By the time of the proposed acquisition of Ausgrid, State Grid already had interests in Victoria’s SP AusNet and South Australia’s ElectraNet.

An early 2017 proposal from Powerchina (Power Construction Corporation of China) to build a 250-megawatt natural gas fired generator in South Australia is part of the trend of exporting capital, technology and energy services.

At a reported cost of $350 million, and potentially operating by mid-2018, formal details are yet to be released. However, the timing of information reaching the public realm may indicate a greater level of sophistication in public relations of Chinese SOEs. Released early in 2017 after minor blackouts in the state, and following a system-wide collapse in late 2016, indicates an intention to minimise public backlash or concerns.

Despite the significant changes to China’s domestic energy production profile, Australian interest in this topic tends to peak when there is proposed acquisition which captures public attention or is thought to impact on national security.

A similar observation can be made about the agriculture and mining sectors, which also reflect Beijing’s attempt to lock in raw material supply chains to the source of production.
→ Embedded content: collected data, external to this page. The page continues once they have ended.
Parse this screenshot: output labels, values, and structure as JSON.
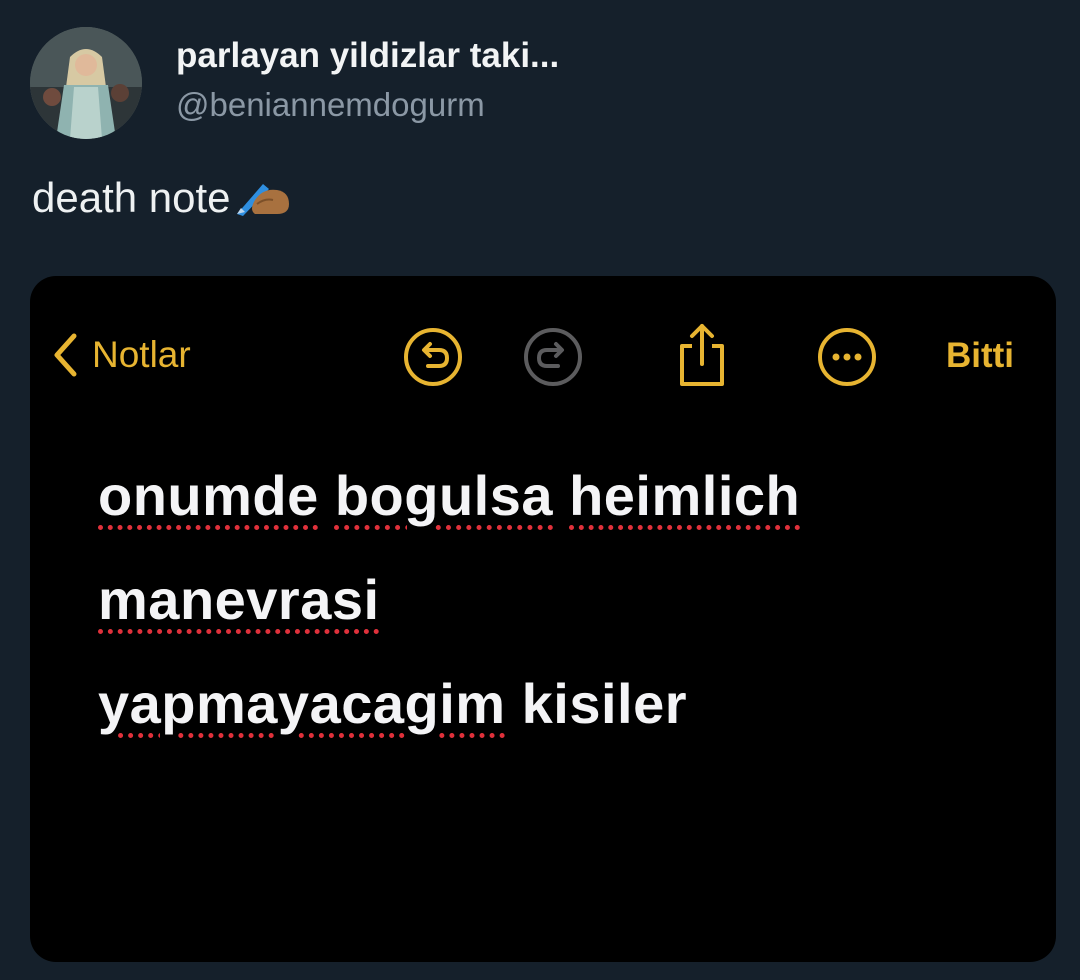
{
  "tweet": {
    "display_name": "parlayan yildizlar taki...",
    "handle": "@beniannemdogurm",
    "text": "death note",
    "emoji_icon": "writing-hand-icon"
  },
  "notes_app": {
    "back_label": "Notlar",
    "done_label": "Bitti",
    "accent_color": "#e7b431",
    "toolbar_icons": [
      "undo-icon",
      "redo-icon",
      "share-icon",
      "more-icon"
    ],
    "note_lines": [
      [
        "onumde",
        " ",
        "bogulsa",
        " ",
        "heimlich"
      ],
      [
        "manevrasi"
      ],
      [
        "yapmayacagim",
        " ",
        "kisiler"
      ]
    ],
    "misspelled_words": [
      "onumde",
      "bogulsa",
      "heimlich",
      "manevrasi",
      "yapmayacagim"
    ]
  }
}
The implications of China’s energy strategy for WA vary to those for the east coast. The lack of a major coal export sector is one notable difference. Based on discussions with security analysts and industry participants, there are four key areas which deserve attention:

  1. LNG export markets: WA’s LNG industry has been largely focused on East Asian export markets. As Japanese and Korean markets mature, China’s demand for natural gas remains an important variable. This is exacerbated by efforts to shift to spot pricing and a depressed price outlook to the early 2020s. Decisions by China over its energy and industrial policy will be an important driver for demand of WA’s natural gas. In the longer term, this will influence brownfield expansion and the next wave of LNG investments.
  2. Natural gas reserves: Linked to natural gas demand are efforts by China to directly secure energy reserves. Acquisition of part ownership of WA gas fields is largely uncontroversial. However, should depressed prices change asset valuations, this could change. The prospect of China seeking to buy smaller gas-related companies and gas fields in the state is a distinct possibility. When linked to the politically sensitive issue of domestic gas supply and pricing, there is potential for such deals to become subject to greater debate.
  3. State electricity assets: In 2016 the the Barnett-led state government proposed the sale of the government-owned electricity transmission and distribution entity Western Power. The sales process will not proceed due to the result of the March 2017 election. However, with significant levels of state debt, privatisation of WA electricity utilities, including generation and retail assets, remain an option. Despite being relatively small companies, an open sales process for these utilities could draw attention from Chinese buyers. As with Powerchina in South Australia, acquisition of gas power generation assets (and greenfield expansions) may be timed after an energy crisis or incident, making popular acceptance more palatable.
  4. Energy products and services: It is likely China’s efforts to export energy products and services will accelerate, especially if its domestic economy slows. The proliferation of cheap household photovoltaic panels and equipment across Perth buildings is the first phase of this trend. Greater levels of Chinese electricity equipment, consumer goods and smart grid technology will be attractive to WA companies and individuals. This will not necessarily trigger a decision like the government ban on Huawei the Chinese telecom giant, participating in the National Broadband Network. However, should WA's critical infrastructure or systems become dependent on Chinese energy technologies there may be an eventual push back or restrictions imposed.

• Andrew Pickford is a strategist and economic policy specialist at Perth USAsia Centre.